Liverpool and Manchester are “really strong contenders” to be the new home of the English National Opera (ENO), its chief executive has said, after the cultural body was forced to leave London.
Stuart Murphy, who steps down later this year, said three potential bases would be selected by the end of May and a winner chosen by the end of this year.
Murphy said Liverpool and Manchester were in strong contention but that Bristol, Birmingham and Nottingham were also in the running.
“I don’t want to close any one of them down, but Liverpool and Manchester are really strong contenders,” he told the Guardian.
The ENO is looking for a new home after Arts Council England (ACE) reduced its general public funding to zero in November as part of plans aimed at diverting culture money outside London.
The 92-year-old opera company will still stage performances at the London Coliseum, its West End residence for more than half a century, but ACE has said its base must be outside the capital if it is to receive £24m in public funding over three years from 2024.
Critics have questioned whether there is sufficient appetite for opera to sustain the ENO outside London – an assumption sharply rejected by figures including the Greater Manchester mayor, Andy Burnham, who described it as based on “residual, out-of-date attitudes”.

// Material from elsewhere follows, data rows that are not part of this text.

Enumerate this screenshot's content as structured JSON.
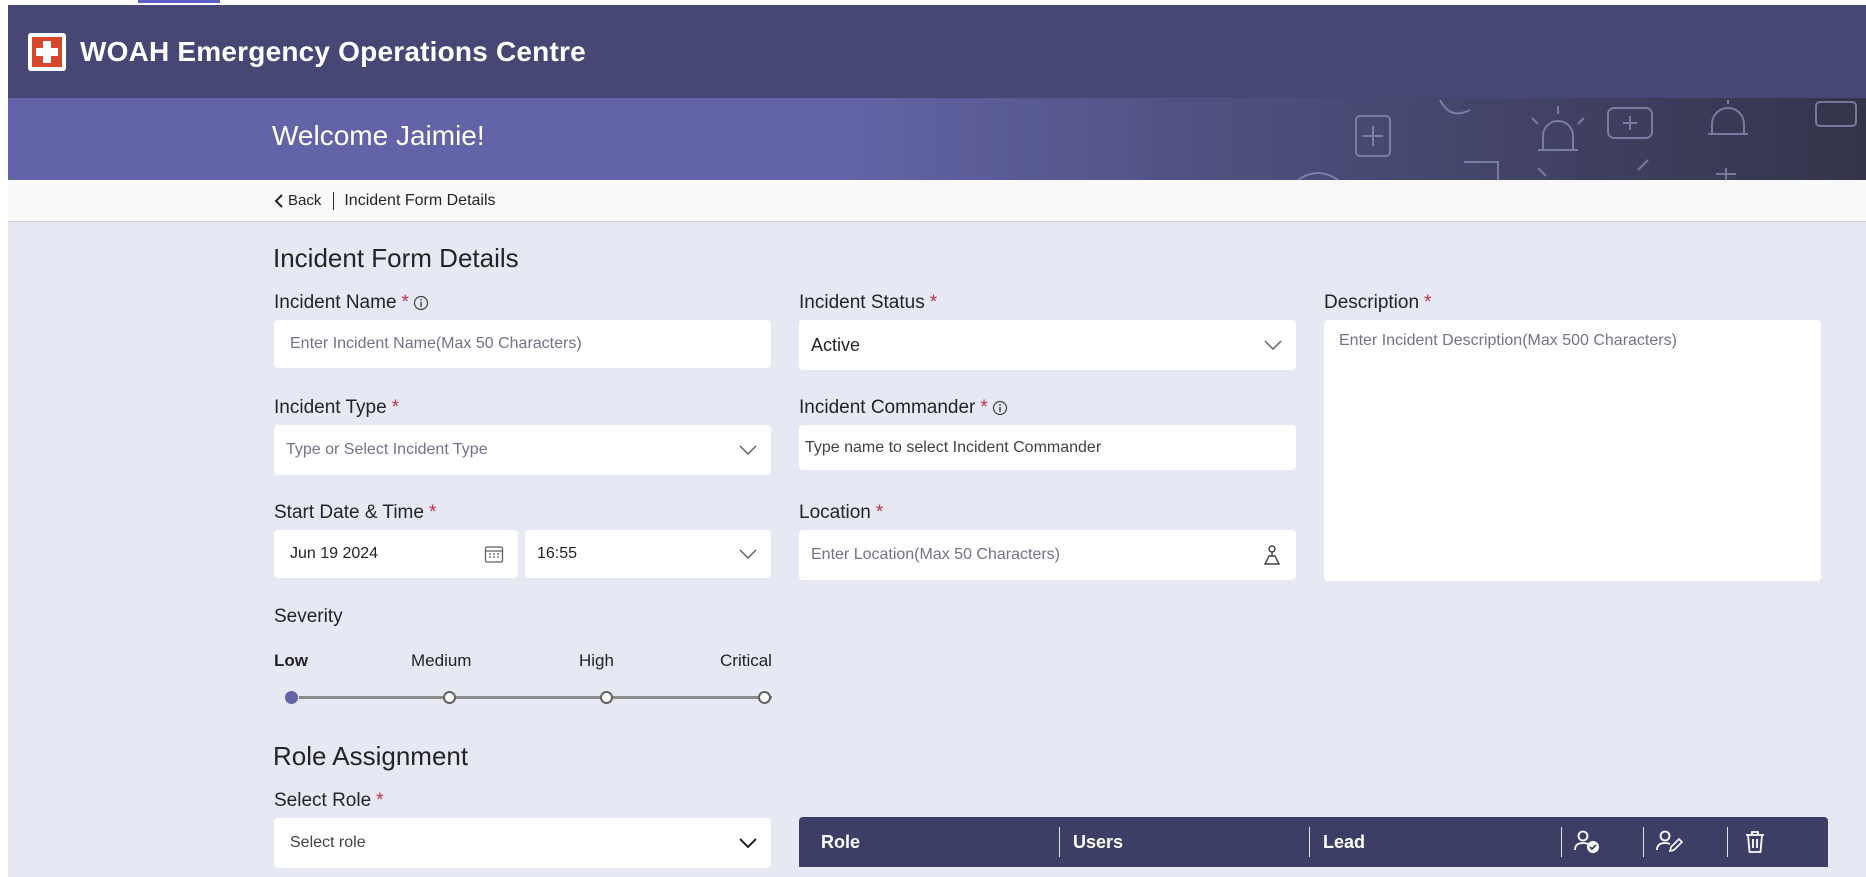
{
  "app": {
    "title": "WOAH Emergency Operations Centre"
  },
  "banner": {
    "welcome": "Welcome Jaimie!"
  },
  "breadcrumb": {
    "back": "Back",
    "current": "Incident Form Details"
  },
  "form": {
    "title": "Incident Form Details",
    "incident_name": {
      "label": "Incident Name",
      "placeholder": "Enter Incident Name(Max 50 Characters)"
    },
    "incident_status": {
      "label": "Incident Status",
      "value": "Active"
    },
    "description": {
      "label": "Description",
      "placeholder": "Enter Incident Description(Max 500 Characters)"
    },
    "incident_type": {
      "label": "Incident Type",
      "placeholder": "Type or Select Incident Type"
    },
    "incident_commander": {
      "label": "Incident Commander",
      "placeholder": "Type name to select Incident Commander"
    },
    "start_datetime": {
      "label": "Start Date & Time",
      "date": "Jun 19 2024",
      "time": "16:55"
    },
    "location": {
      "label": "Location",
      "placeholder": "Enter Location(Max 50 Characters)"
    },
    "severity": {
      "label": "Severity",
      "levels": [
        "Low",
        "Medium",
        "High",
        "Critical"
      ],
      "selected": "Low"
    }
  },
  "roles": {
    "title": "Role Assignment",
    "select_label": "Select Role",
    "select_placeholder": "Select role",
    "table_headers": [
      "Role",
      "Users",
      "Lead"
    ]
  },
  "colors": {
    "appbar": "#464775",
    "accent": "#6264a7",
    "required": "#c4314b",
    "table_header": "#3d3e66"
  }
}
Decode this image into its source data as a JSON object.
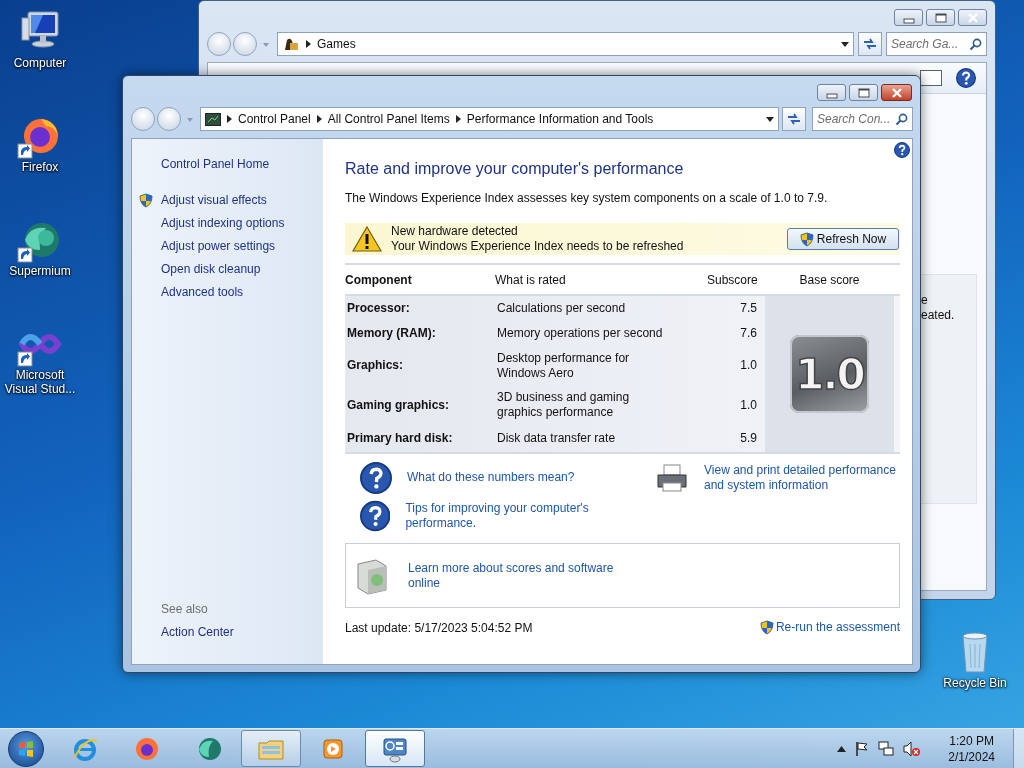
{
  "desktop_icons": [
    {
      "label": "Computer",
      "kind": "computer",
      "shortcut": false
    },
    {
      "label": "Firefox",
      "kind": "firefox",
      "shortcut": true
    },
    {
      "label": "Supermium",
      "kind": "supermium",
      "shortcut": true
    },
    {
      "label": "Microsoft Visual Stud...",
      "kind": "visual-studio",
      "shortcut": true
    },
    {
      "label": "Recycle Bin",
      "kind": "recycle-bin",
      "shortcut": false
    }
  ],
  "background_window": {
    "location": "Games",
    "search": {
      "placeholder": "Search Ga..."
    },
    "text_fragments": [
      "e",
      "eated."
    ]
  },
  "window": {
    "breadcrumb": [
      "Control Panel",
      "All Control Panel Items",
      "Performance Information and Tools"
    ],
    "search": {
      "placeholder": "Search Con..."
    },
    "sidebar": {
      "home": "Control Panel Home",
      "tasks": [
        {
          "label": "Adjust visual effects",
          "shield": true
        },
        {
          "label": "Adjust indexing options",
          "shield": false
        },
        {
          "label": "Adjust power settings",
          "shield": false
        },
        {
          "label": "Open disk cleanup",
          "shield": false
        },
        {
          "label": "Advanced tools",
          "shield": false
        }
      ],
      "see_also_title": "See also",
      "see_also": [
        "Action Center"
      ]
    },
    "title": "Rate and improve your computer's performance",
    "intro": "The Windows Experience Index assesses key system components on a scale of 1.0 to 7.9.",
    "notice": {
      "title": "New hardware detected",
      "message": "Your Windows Experience Index needs to be refreshed",
      "button": "Refresh Now"
    },
    "table": {
      "columns": [
        "Component",
        "What is rated",
        "Subscore",
        "Base score"
      ],
      "rows": [
        {
          "component": "Processor:",
          "rated": "Calculations per second",
          "subscore": "7.5"
        },
        {
          "component": "Memory (RAM):",
          "rated": "Memory operations per second",
          "subscore": "7.6"
        },
        {
          "component": "Graphics:",
          "rated": "Desktop performance for Windows Aero",
          "subscore": "1.0"
        },
        {
          "component": "Gaming graphics:",
          "rated": "3D business and gaming graphics performance",
          "subscore": "1.0"
        },
        {
          "component": "Primary hard disk:",
          "rated": "Disk data transfer rate",
          "subscore": "5.9"
        }
      ],
      "base_score": "1.0"
    },
    "help_links": [
      "What do these numbers mean?",
      "Tips for improving your computer's performance."
    ],
    "print_link": "View and print detailed performance and system information",
    "learn_more": "Learn more about scores and software online",
    "last_update": "Last update: 5/17/2023 5:04:52 PM",
    "rerun": "Re-run the assessment"
  },
  "taskbar": {
    "items": [
      {
        "kind": "internet-explorer",
        "open": false,
        "selected": false
      },
      {
        "kind": "firefox",
        "open": false,
        "selected": false
      },
      {
        "kind": "supermium",
        "open": false,
        "selected": false
      },
      {
        "kind": "file-explorer",
        "open": true,
        "selected": false
      },
      {
        "kind": "media-player",
        "open": false,
        "selected": false
      },
      {
        "kind": "control-panel",
        "open": true,
        "selected": true
      }
    ],
    "time": "1:20 PM",
    "date": "2/1/2024"
  }
}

The ENO has accepted its fate, albeit reluctantly, and is due to move into its new home early next year.
The final decision will be taken by the ENO and its board but the shortlist will be put to ACE, which is thought to favour a move to the Midlands or north of England in keeping with the government’s broader levelling up agenda.

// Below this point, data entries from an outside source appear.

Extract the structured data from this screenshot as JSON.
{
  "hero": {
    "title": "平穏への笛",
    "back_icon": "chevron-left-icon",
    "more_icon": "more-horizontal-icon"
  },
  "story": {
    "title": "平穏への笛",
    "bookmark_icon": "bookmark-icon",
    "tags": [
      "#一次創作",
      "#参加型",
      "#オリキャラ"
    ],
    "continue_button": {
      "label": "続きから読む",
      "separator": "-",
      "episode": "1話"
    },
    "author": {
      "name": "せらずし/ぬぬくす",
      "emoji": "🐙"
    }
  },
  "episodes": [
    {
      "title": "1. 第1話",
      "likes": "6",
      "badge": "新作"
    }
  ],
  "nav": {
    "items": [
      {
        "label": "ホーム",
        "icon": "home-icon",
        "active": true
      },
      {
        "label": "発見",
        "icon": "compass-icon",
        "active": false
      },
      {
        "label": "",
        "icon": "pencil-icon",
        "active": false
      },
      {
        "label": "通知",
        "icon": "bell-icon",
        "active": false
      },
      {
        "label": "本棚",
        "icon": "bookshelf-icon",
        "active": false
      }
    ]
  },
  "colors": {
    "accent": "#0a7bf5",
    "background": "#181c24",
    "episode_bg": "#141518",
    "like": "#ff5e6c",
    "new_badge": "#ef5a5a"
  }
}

Murphy said Liverpool, Manchester, Birmingham, Nottingham and Bristol had been whittled down from 14 places originally in the frame.
East Croydon had been considered but the ENO was given a “very clear steer” by ACE that its new base should not be “within close proximity of the capital”, Murphy said.
He added that there were “pros and cons” with each of the five contenders. Liverpool was a “really, really strong contender”, he said, describing its hosting of the Eurovision song contest as an “amazing demonstration of how much they love culture”.
He added: “Manchester has loads to offer as well, as does Birmingham. Birmingham is enormous, they’re really excited for us to be there – as is Nottingham, Bristol. Extraordinary.
“The type of ENO you’d get in Manchester might be very different to the type of ENO you’d get in Birmingham or Liverpool or Bristol or Nottingham.”
Manchester has been considered to be the frontrunner but the city is already home to the Hallé orchestra, which plays to 120,000 people a year, and regularly hosts performances by Opera North, which recently described itself as “Manchester’s company”, despite being based 36 miles away in Leeds.
Liverpool, meanwhile, is home to Britain’s oldest surviving professional symphony orchestra, the Royal Liverpool Philharmonic, which became fully professional in 1853.
An ACE spokesperson said the ENO was developing plans “based on a reimagined artistic and business model with a primary base out of London”.
She said the potential £24m budget available between 2024 and 2026 would allow the opera company to make a “phased transition” to this new model “and will include work split between their new main base and London”.
“The shared ambition is for the ENO to be in a strong position to apply to the Arts Council’s National Portfolio of funded organisations from 2026.”